Prior to joining the faculty, Cecere was a resident in theriogenology at the veterinary college with a focus on small animal and equine reproduction. She has also worked as an associate veterinarian at Town & Country Veterinary Clinic in Christiansburg, Va.; a volunteer veterinarian for spay and neuter clinics for the Pulaski Humane Society in Dublin, Va.; a relief veterinarian at the Salem Animal Hospital in Salem, Va.; and a veterinary research scientist at TechLab Inc., in Blacksburg, Va.

“In addition to her clinical experience, Dr. Cecere has considerable teaching experience in the areas of small animal and equine theriogenology,” said Dr. David Hodgson, head of the Department of Large Animal Clinical Sciences. “She is a well-regarded instructor and clinician and a welcome addition to our faculty.”

Although Cecere will focus much of her attention on small animal theriogenology, she will also deal with large animal reproduction related to horses, pigs, and camelids.

Cecere received a bachelor’s degree in biology from Hollins University and a doctor of veterinary medicine degree and a master’s degree in biomedical and veterinary sciences from the Virginia-Maryland Regional College of Veterinary Medicine.

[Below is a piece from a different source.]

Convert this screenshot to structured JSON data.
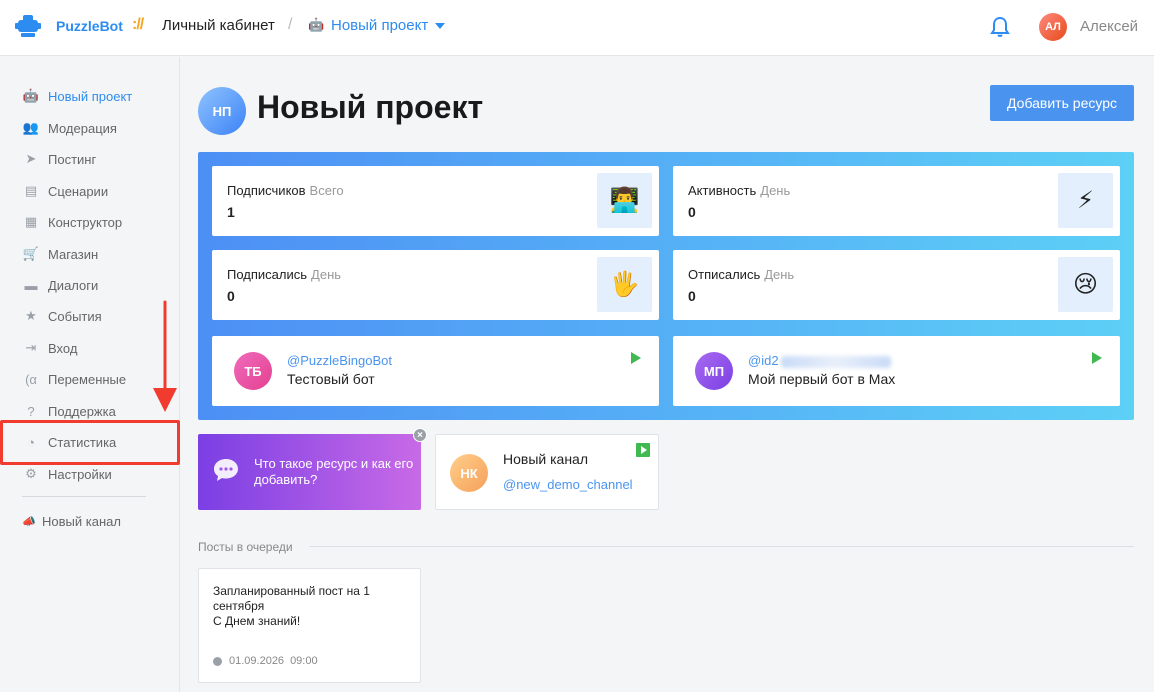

The Virginia-Maryland Regional College of Veterinary Medicine is a leading biomedical teaching and research center, enrolling more than 500 Doctor of Veterinary Medicine students, master of public health, and biomedical and veterinary sciences graduate students. The college is a partnership between the land-grant universities of Virginia Tech and the University of Maryland. Its main campus in Blacksburg, Va., features the Veterinary Teaching Hospital and large animal field services which together treat more than 79,000 animals annually. Other locations include the Marion duPont Scott Equine Medical Center in Leesburg, Va., and the Gudelsky Veterinary Center in College Park, Md.